Un chariot élévateur, un pont, une chute de 15 mètres
Septembre 2019. Loren Schauers, alors jeune ouvrier dans le Montana, conduit un chariot élévateur sur un pont étroit. L’engin dévie de sa trajectoire et bascule dans le vide. La chute est vertigineuse : près de 15 mètres, l’équivalent d’un immeuble de cinq étages. Le jeune homme est récupéré dans un état critique. Ses blessures sont si graves que les médecins prennent une décision radicale : pour lui sauver la vie, il faut amputer massivement.

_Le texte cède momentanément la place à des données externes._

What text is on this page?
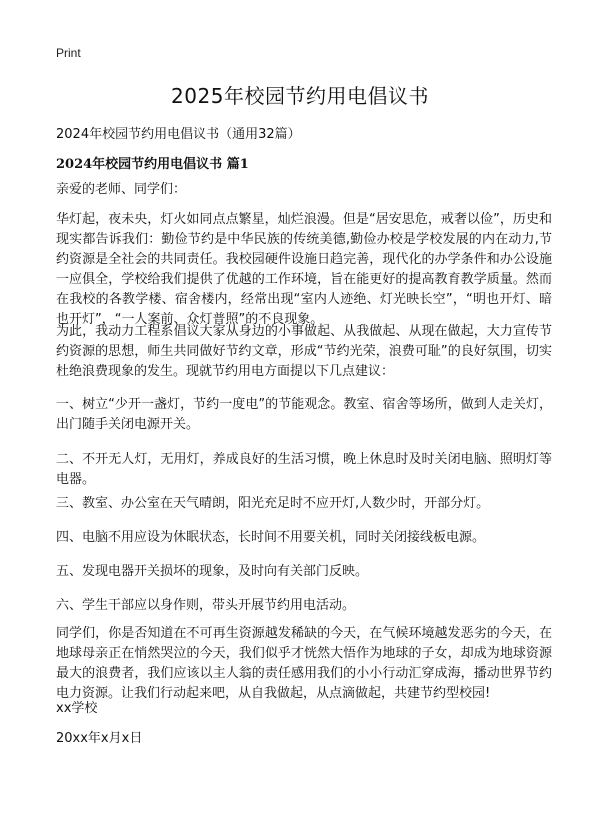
Print
2025年校园节约用电倡议书
2024年校园节约用电倡议书（通用32篇）
2024年校园节约用电倡议书 篇1

亲爱的老师、同学们：

华灯起，夜未央，灯火如同点点繁星，灿烂浪漫。但是“居安思危，戒奢以俭”，历史和现实都告诉我们：勤俭节约是中华民族的传统美德,勤俭办校是学校发展的内在动力,节约资源是全社会的共同责任。我校园硬件设施日趋完善，现代化的办学条件和办公设施一应俱全，学校给我们提供了优越的工作环境，旨在能更好的提高教育教学质量。然而在我校的各教学楼、宿舍楼内，经常出现“室内人迹绝、灯光映长空”，“明也开灯、暗也开灯”，“一人案前、众灯普照”的不良现象。

为此，我动力工程系倡议大家从身边的小事做起、从我做起、从现在做起，大力宣传节约资源的思想，师生共同做好节约文章，形成“节约光荣，浪费可耻”的良好氛围，切实杜绝浪费现象的发生。现就节约用电方面提以下几点建议：

一、树立“少开一盏灯，节约一度电”的节能观念。教室、宿舍等场所，做到人走关灯，出门随手关闭电源开关。

二、不开无人灯，无用灯，养成良好的生活习惯，晚上休息时及时关闭电脑、照明灯等电器。

三、教室、办公室在天气晴朗，阳光充足时不应开灯,人数少时，开部分灯。

四、电脑不用应设为休眠状态，长时间不用要关机，同时关闭接线板电源。

五、发现电器开关损坏的现象，及时向有关部门反映。

六、学生干部应以身作则，带头开展节约用电活动。

同学们，你是否知道在不可再生资源越发稀缺的今天，在气候环境越发恶劣的今天，在地球母亲正在悄然哭泣的今天，我们似乎才恍然大悟作为地球的子女，却成为地球资源最大的浪费者，我们应该以主人翁的责任感用我们的小小行动汇穿成海，播动世界节约电力资源。让我们行动起来吧，从自我做起，从点滴做起，共建节约型校园!

xx学校
20xx年x月x日
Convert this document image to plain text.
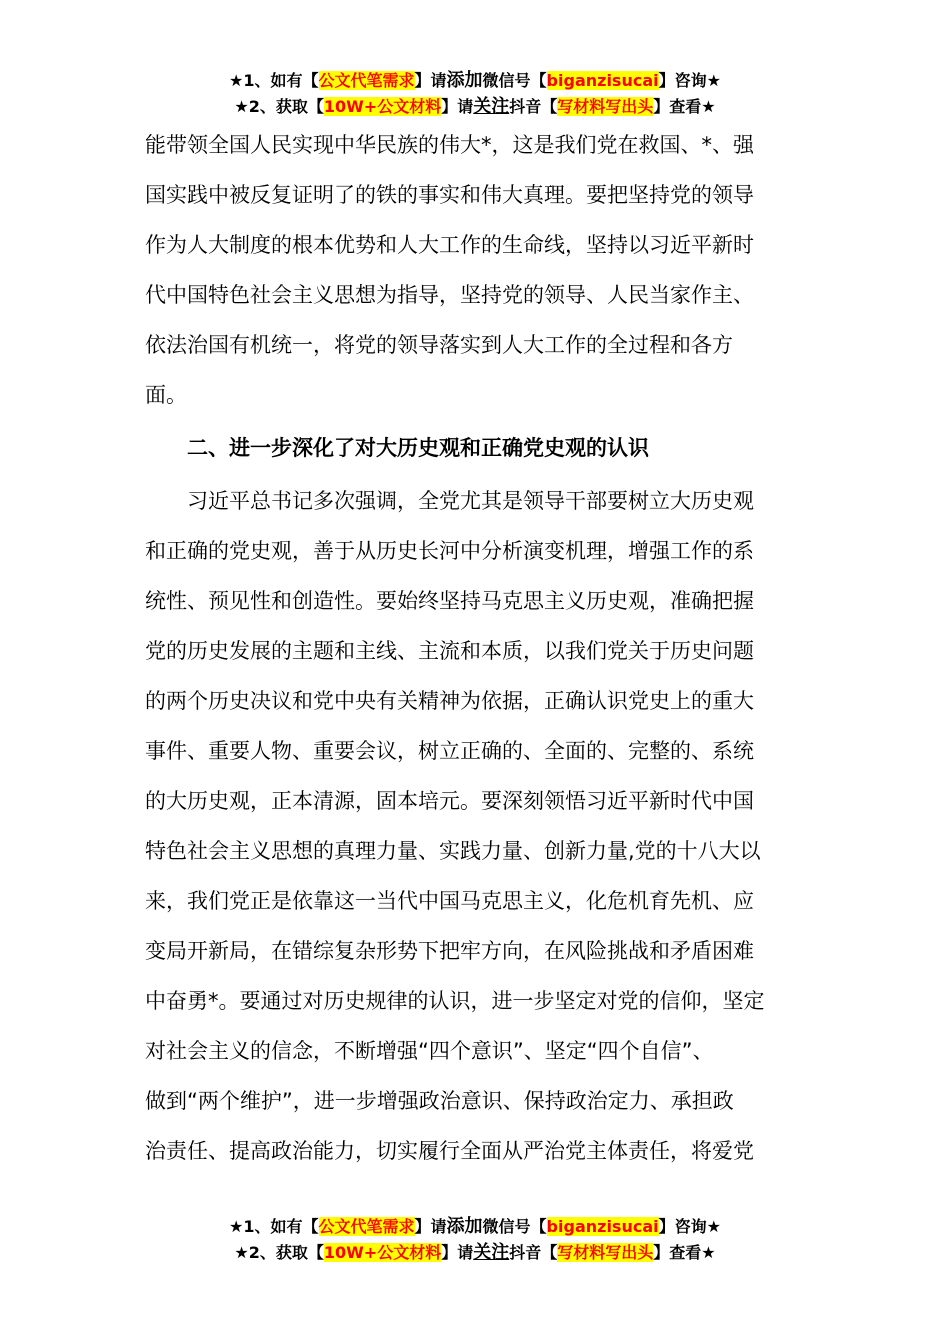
★1、如有【公文代笔需求】请添加微信号【biganzisucai】咨询★
★2、获取【10W+公文材料】请关注抖音【写材料写出头】查看★
能带领全国人民实现中华民族的伟大*，这是我们党在救国、*、强
国实践中被反复证明了的铁的事实和伟大真理。要把坚持党的领导
作为人大制度的根本优势和人大工作的生命线，坚持以习近平新时
代中国特色社会主义思想为指导，坚持党的领导、人民当家作主、
依法治国有机统一，将党的领导落实到人大工作的全过程和各方
面。
二、进一步深化了对大历史观和正确党史观的认识
习近平总书记多次强调，全党尤其是领导干部要树立大历史观
和正确的党史观，善于从历史长河中分析演变机理，增强工作的系
统性、预见性和创造性。要始终坚持马克思主义历史观，准确把握
党的历史发展的主题和主线、主流和本质，以我们党关于历史问题
的两个历史决议和党中央有关精神为依据，正确认识党史上的重大
事件、重要人物、重要会议，树立正确的、全面的、完整的、系统
的大历史观，正本清源，固本培元。要深刻领悟习近平新时代中国
特色社会主义思想的真理力量、实践力量、创新力量,党的十八大以
来，我们党正是依靠这一当代中国马克思主义，化危机育先机、应
变局开新局，在错综复杂形势下把牢方向，在风险挑战和矛盾困难
中奋勇*。要通过对历史规律的认识，进一步坚定对党的信仰，坚定
对社会主义的信念，不断增强“四个意识”、坚定“四个自信”、
做到“两个维护”，进一步增强政治意识、保持政治定力、承担政
治责任、提高政治能力，切实履行全面从严治党主体责任，将爱党
★1、如有【公文代笔需求】请添加微信号【biganzisucai】咨询★
★2、获取【10W+公文材料】请关注抖音【写材料写出头】查看★
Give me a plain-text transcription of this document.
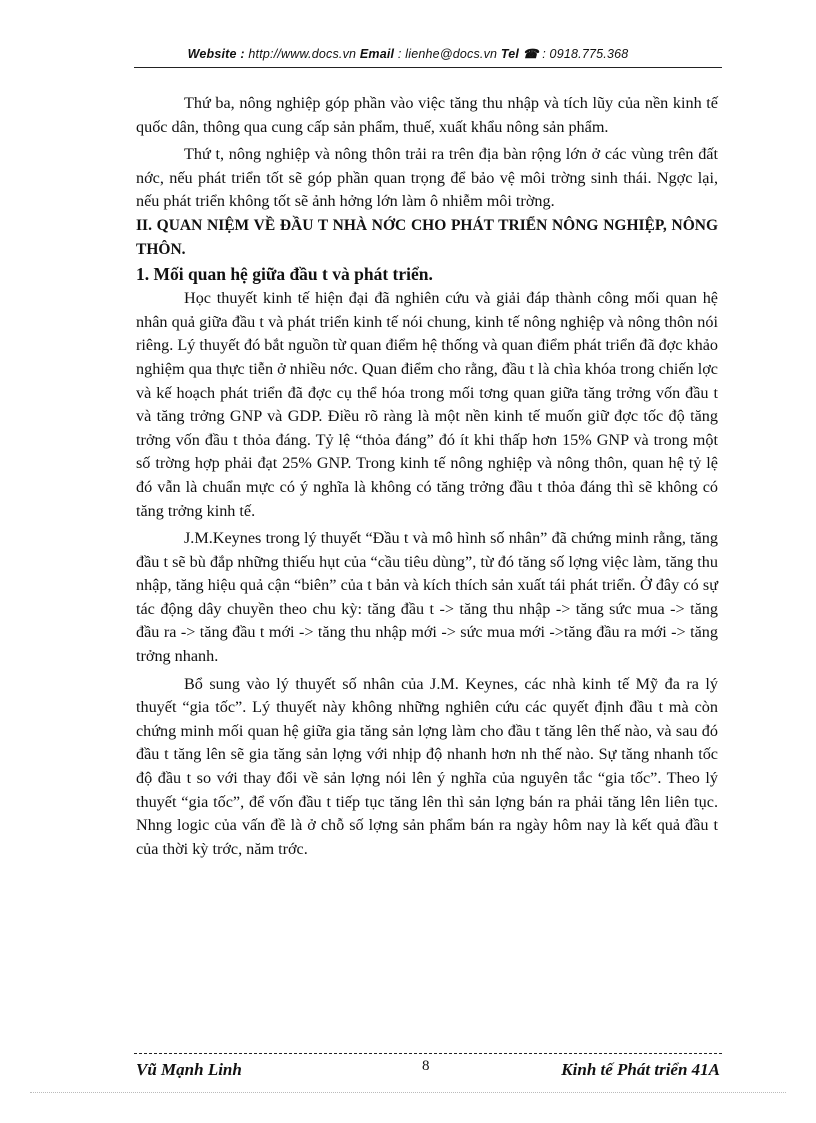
Website : http://www.docs.vn Email : lienhe@docs.vn Tel ☎ : 0918.775.368

Thứ ba, nông nghiệp góp phần vào việc tăng thu nhập và tích lũy của nền kinh tế quốc dân, thông qua cung cấp sản phẩm, thuế, xuất khẩu nông sản phẩm.

Thứ t, nông nghiệp và nông thôn trải ra trên địa bàn rộng lớn ở các vùng trên đất nớc, nếu phát triển tốt sẽ góp phần quan trọng để bảo vệ môi trờng sinh thái. Ngợc lại, nếu phát triển không tốt sẽ ảnh hởng lớn làm ô nhiễm môi trờng.

II. QUAN NIỆM VỀ ĐẦU T NHÀ NỚC CHO PHÁT TRIỂN NÔNG NGHIỆP, NÔNG THÔN.

1. Mối quan hệ giữa đầu t và phát triển.

Học thuyết kinh tế hiện đại đã nghiên cứu và giải đáp thành công mối quan hệ nhân quả giữa đầu t và phát triển kinh tế nói chung, kinh tế nông nghiệp và nông thôn nói riêng. Lý thuyết đó bắt nguồn từ quan điểm hệ thống và quan điểm phát triển đã đợc khảo nghiệm qua thực tiễn ở nhiều nớc. Quan điểm cho rằng, đầu t là chìa khóa trong chiến lợc và kế hoạch phát triển đã đợc cụ thể hóa trong mối tơng quan giữa tăng trởng vốn đầu t và tăng trởng GNP và GDP. Điều rõ ràng là một nền kinh tế muốn giữ đợc tốc độ tăng trởng vốn đầu t thỏa đáng. Tỷ lệ “thỏa đáng” đó ít khi thấp hơn 15% GNP và trong một số trờng hợp phải đạt 25% GNP. Trong kinh tế nông nghiệp và nông thôn, quan hệ tỷ lệ đó vẫn là chuẩn mực có ý nghĩa là không có tăng trởng đầu t thỏa đáng thì sẽ không có tăng trởng kinh tế.

J.M.Keynes trong lý thuyết “Đầu t và mô hình số nhân” đã chứng minh rằng, tăng đầu t sẽ bù đắp những thiếu hụt của “cầu tiêu dùng”, từ đó tăng số lợng việc làm, tăng thu nhập, tăng hiệu quả cận “biên” của t bản và kích thích sản xuất tái phát triển. Ở đây có sự tác động dây chuyền theo chu kỳ: tăng đầu t -> tăng thu nhập -> tăng sức mua -> tăng đầu ra -> tăng đầu t mới -> tăng thu nhập mới -> sức mua mới ->tăng đầu ra mới -> tăng trởng nhanh.

Bổ sung vào lý thuyết số nhân của J.M. Keynes, các nhà kinh tế Mỹ đa ra lý thuyết “gia tốc”. Lý thuyết này không những nghiên cứu các quyết định đầu t mà còn chứng minh mối quan hệ giữa gia tăng sản lợng làm cho đầu t tăng lên thế nào, và sau đó đầu t tăng lên sẽ gia tăng sản lợng với nhịp độ nhanh hơn nh thế nào. Sự tăng nhanh tốc độ đầu t so với thay đổi về sản lợng nói lên ý nghĩa của nguyên tắc “gia tốc”. Theo lý thuyết “gia tốc”, để vốn đầu t tiếp tục tăng lên thì sản lợng bán ra phải tăng lên liên tục. Nhng logic của vấn đề là ở chỗ số lợng sản phẩm bán ra ngày hôm nay là kết quả đầu t của thời kỳ trớc, năm trớc.

Vũ Mạnh Linh	8	Kinh tế Phát triển 41A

Ce n’est pas un bras ou une jambe. L’intégralité du corps en dessous de la taille est retirée, ainsi que l’avant-bras droit. Loren Schauers perd ses deux jambes, son bassin, ses organes reproducteurs. Il passe du statut d’adolescent valide à celui d’homme amputé de plus de la moitié de son corps, en l’espace de quelques heures sur une table d’opération. Un cas médical extrêmement rare qui, des années plus tard, continue de fasciner et d’interroger.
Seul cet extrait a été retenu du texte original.